Writer: Andrea Dunbar
Director: Kate Wasserberg
Reviewer: Jo Beggs
Before it was the 1987 cheeky cult film that every northern teenager talked about, Rita, Sue and Bob Too was a 1982 Royal Court new writing hit.
Written by Andrea Dunbar when she was just 18, the play is a starkly realistic story of two 15-year-olds and their on-going sexual relationship with an older married man. It’s threesomes in the car when he drives them home after they’ve been babysitting, and a series of one to one secret meet-ups between school, work and family life. Not that any of them have much of a family life. Rita’s Dad is long gone, Sue’s folks do nothing but bait each other, and Bob’s marriage is getting tired after just a few short years of parenthood.
This timely revival of the play that became the film with the strapline ‘Thatcher’s Britain With Her Knickers Down’ says something about just how far we have come in the nearly 40 years since the play’s first performance. Written now, this story would be heavy with judgement, but Dunbar writes with what now feels like a refreshing neutrality on the subject, leaving the audience to judge whoever they choose to. This lightness of touch, juxtaposed with the weight of the subject, easily makes the play as relevant today as it was when it was written.

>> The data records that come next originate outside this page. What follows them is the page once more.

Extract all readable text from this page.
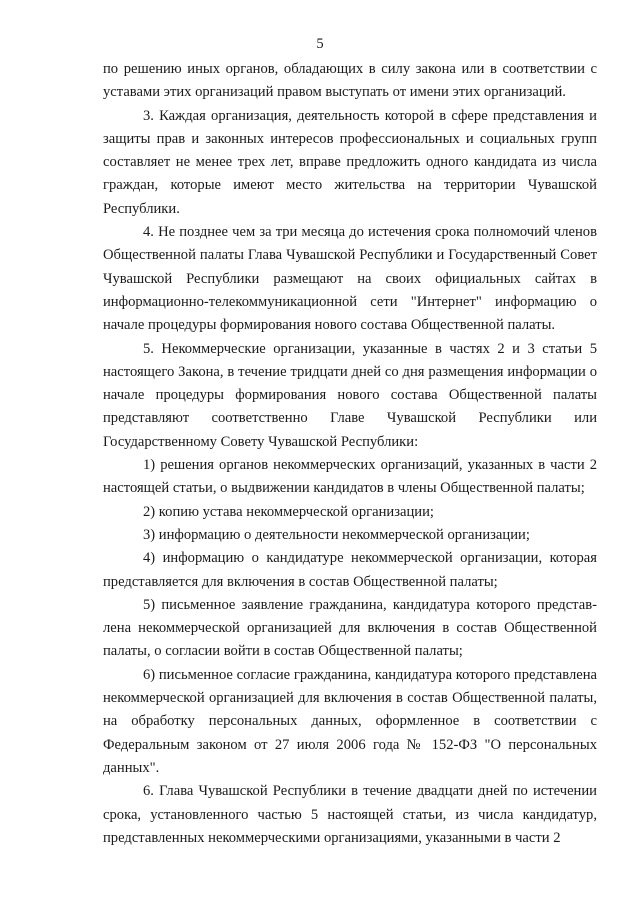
5

по решению иных органов, обладающих в силу закона или в соответствии с уставами этих организаций правом выступать от имени этих организаций.

3. Каждая организация, деятельность которой в сфере представления и защиты прав и законных интересов профессиональных и социальных групп составляет не менее трех лет, вправе предложить одного кандидата из числа граждан, которые имеют место жительства на территории Чувашской Республики.

4. Не позднее чем за три месяца до истечения срока полномочий членов Общественной палаты Глава Чувашской Республики и Государственный Совет Чувашской Республики размещают на своих официальных сайтах в информационно-телекоммуникационной сети "Интернет" информацию о начале процедуры формирования нового состава Общественной палаты.

5. Некоммерческие организации, указанные в частях 2 и 3 статьи 5 настоящего Закона, в течение тридцати дней со дня размещения информации о начале процедуры формирования нового состава Общественной палаты представляют соответственно Главе Чувашской Республики или Государственному Совету Чувашской Республики:

1) решения органов некоммерческих организаций, указанных в части 2 настоящей статьи, о выдвижении кандидатов в члены Общественной палаты;

2) копию устава некоммерческой организации;

3) информацию о деятельности некоммерческой организации;

4) информацию о кандидатуре некоммерческой организации, которая представляется для включения в состав Общественной палаты;

5) письменное заявление гражданина, кандидатура которого представлена некоммерческой организацией для включения в состав Общественной палаты, о согласии войти в состав Общественной палаты;

6) письменное согласие гражданина, кандидатура которого представлена некоммерческой организацией для включения в состав Общественной палаты, на обработку персональных данных, оформленное в соответствии с Федеральным законом от 27 июля 2006 года № 152-ФЗ "О персональных данных".

6. Глава Чувашской Республики в течение двадцати дней по истечении срока, установленного частью 5 настоящей статьи, из числа кандидатур, представленных некоммерческими организациями, указанными в части 2
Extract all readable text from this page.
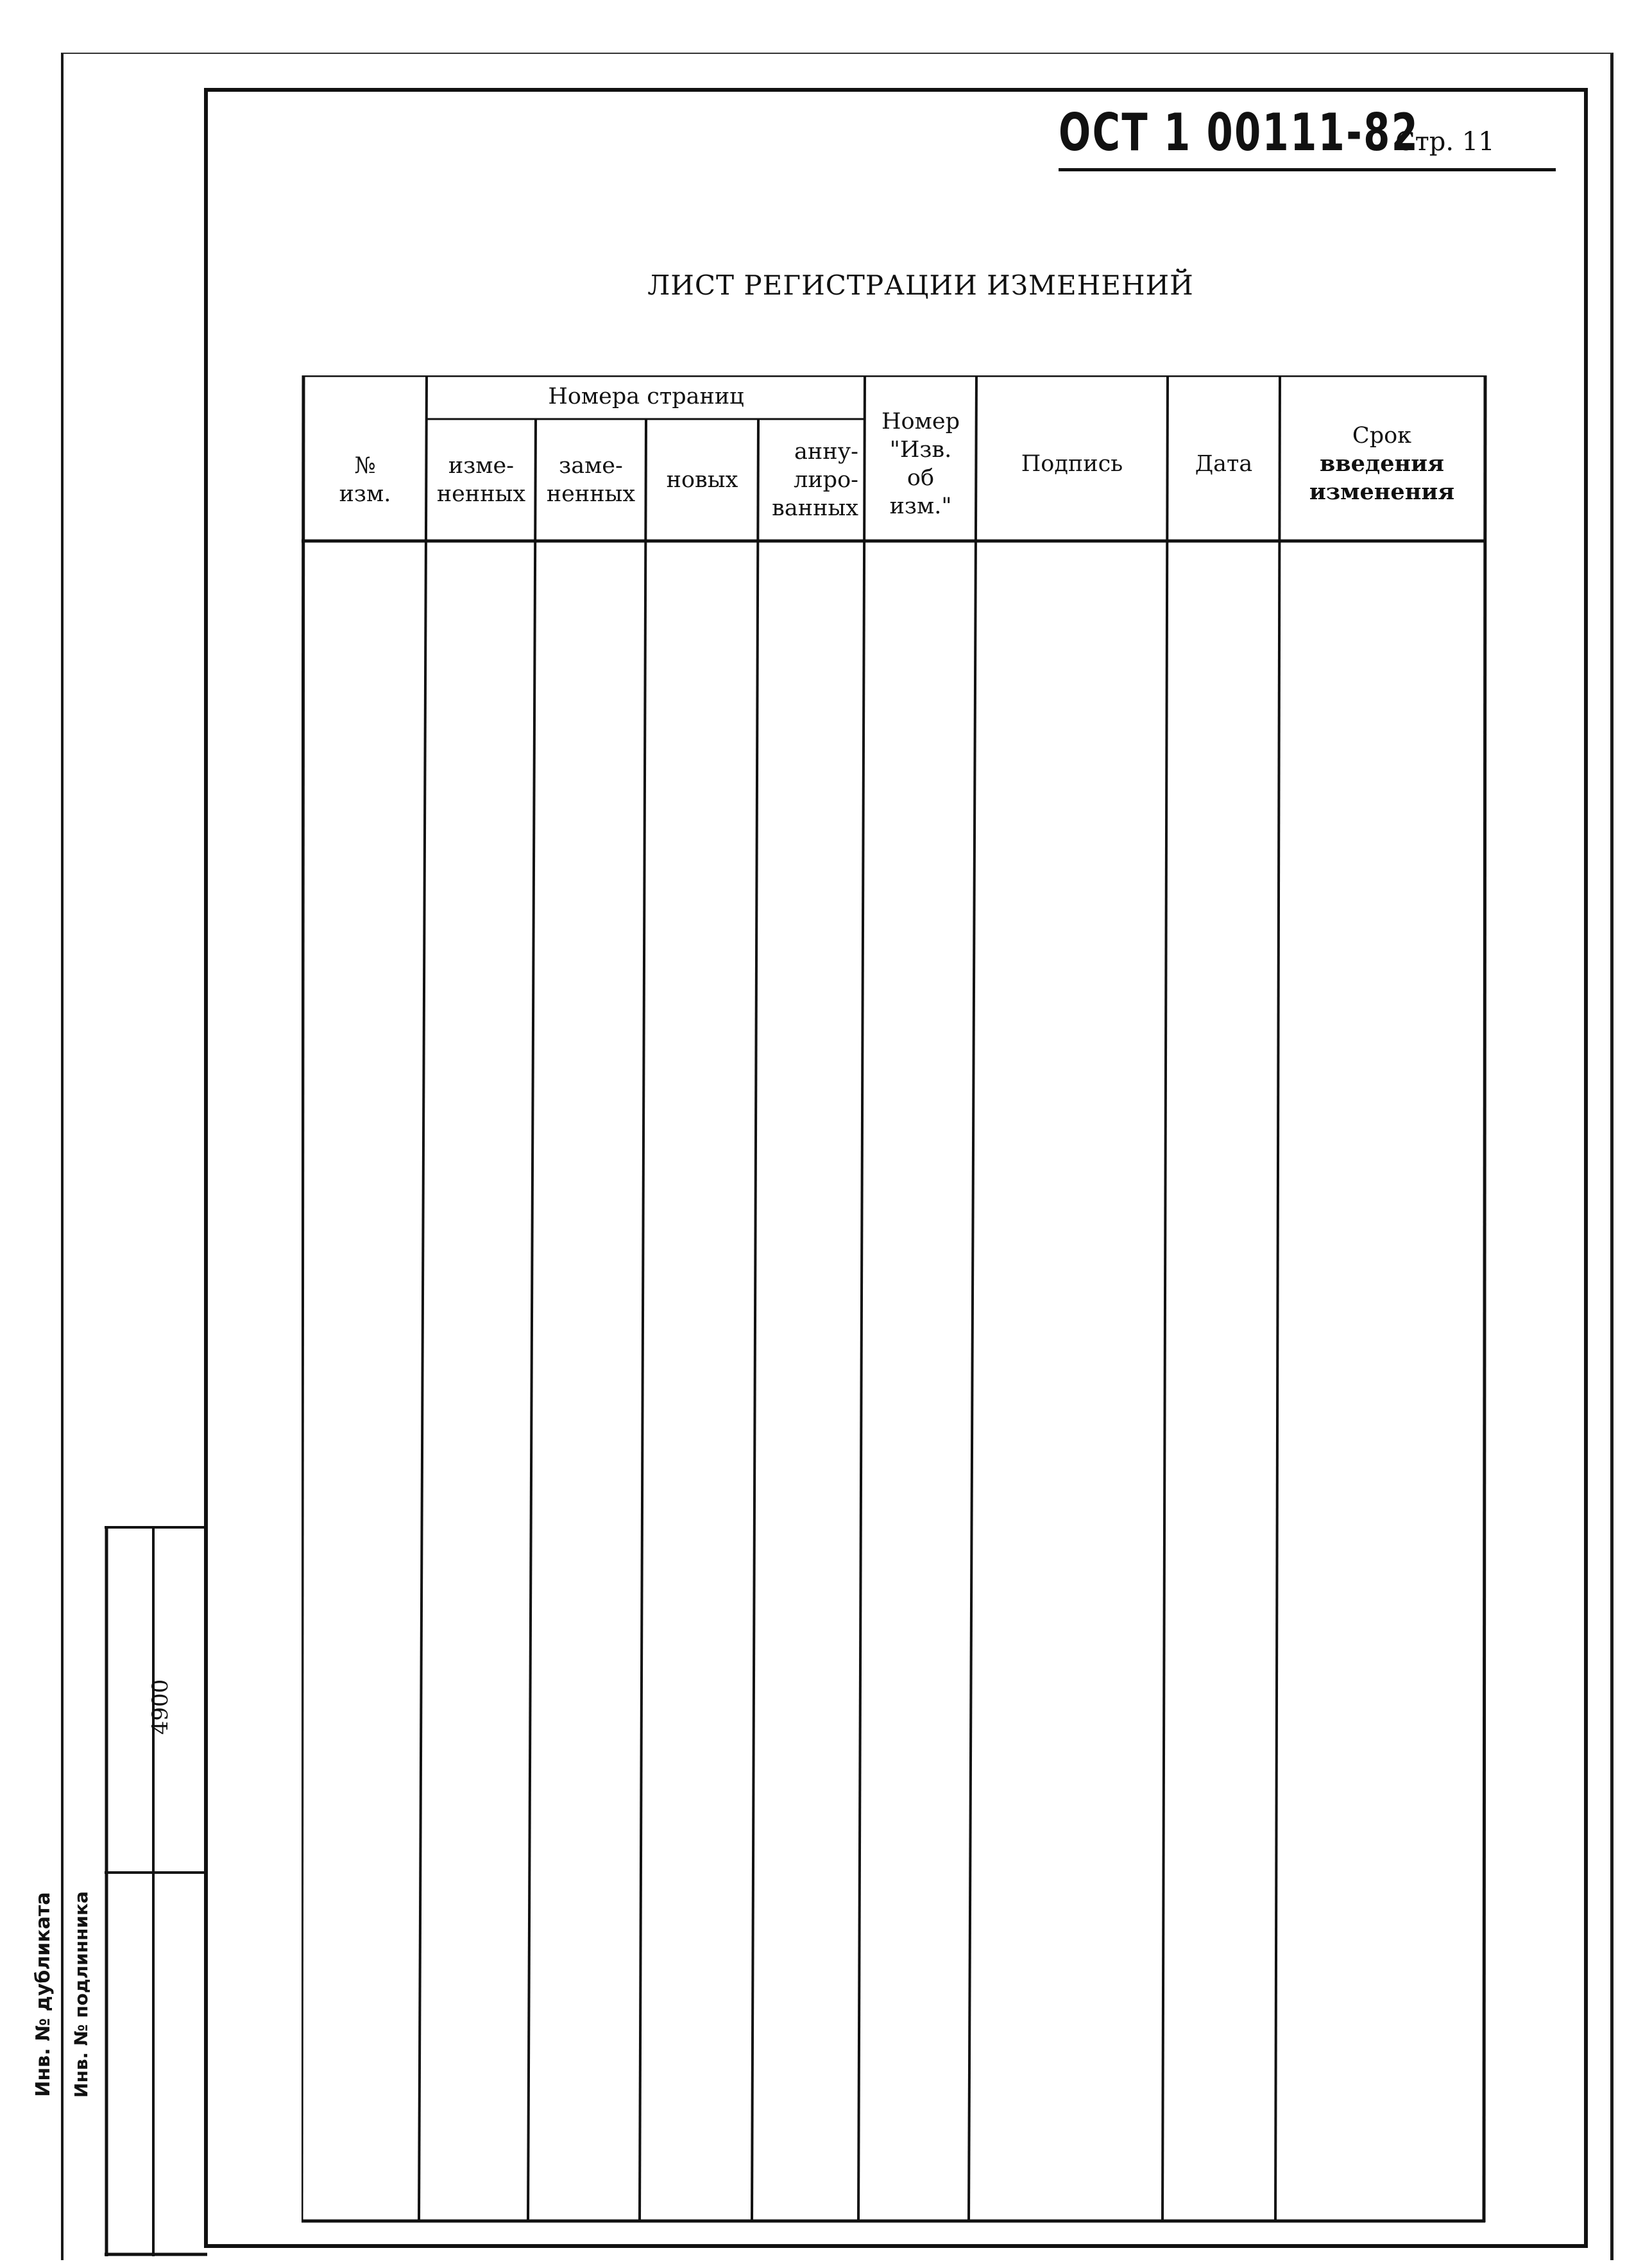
ОСТ 1 00111-82
Стр. 11
ЛИСТ РЕГИСТРАЦИИ ИЗМЕНЕНИЙ
№
изм.
Номера страниц
изме-
ненных
заме-
ненных
новых
анну-
лиро-
ванных
Номер
"Изв.
об
изм."
Подпись	Дата
Срок
введения
изменения
Инв. № дубликата Инв. № подлинника
4900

If there’s any question about the play’s power, Out of Joint’s production, which revived the play at the Royal Court in 2017, has not been without controversy. When allegations of sexual harassment in the theatre industry landed right on the company’s doorstep, the Royal Court decided to cancel, then reconsidered in the light of accusations of censorship. Truths we don’t like to think about don’t go away if we don’t look them in the eye. After all, Dunbar herself explained the play as simply “telling the truth”.
It’s a stripped back production with a simple set and six characters. Gemma Dobson (Sue) and Alyce Liburd (Rita) are suitably young and fresh-faced which makes their painfully world-weary matter-of-factness all the more heart-breaking. A cramped and loveless “jump” in a reclining car seat is the highlight of their dreary week. Director Kate Wasserberg has created the most brilliant sex scenes that set the tone of the play in the first five minutes. The sight of Sue’s still-socked legs wrapped around Bob, and his jiggling bare bottom are both completely hilarious – and horribly bleak.
Given the length of the production (one hour 20 with no interval) and the simple (and very sweary) script, the characters do feel a little one dimensional. Both Dobson and Liburd, though, manage to create convincing characters out of the limited amount they have to play with. John Askew’s Bob has limited charm, but enough to make the seduction scenario believable. To Sue and Rita he’s a man who’s achieved a perfect life – he has a house, a wife, kids. He certainly becomes a little less attractive to them when he suggests he might have to get rid of his car.
This simple play is one loaded with questions. It was in 1982, and it is now. It’s candid and upfront without offering judgement or solutions. It tells it how it is. An increasingly rare thing.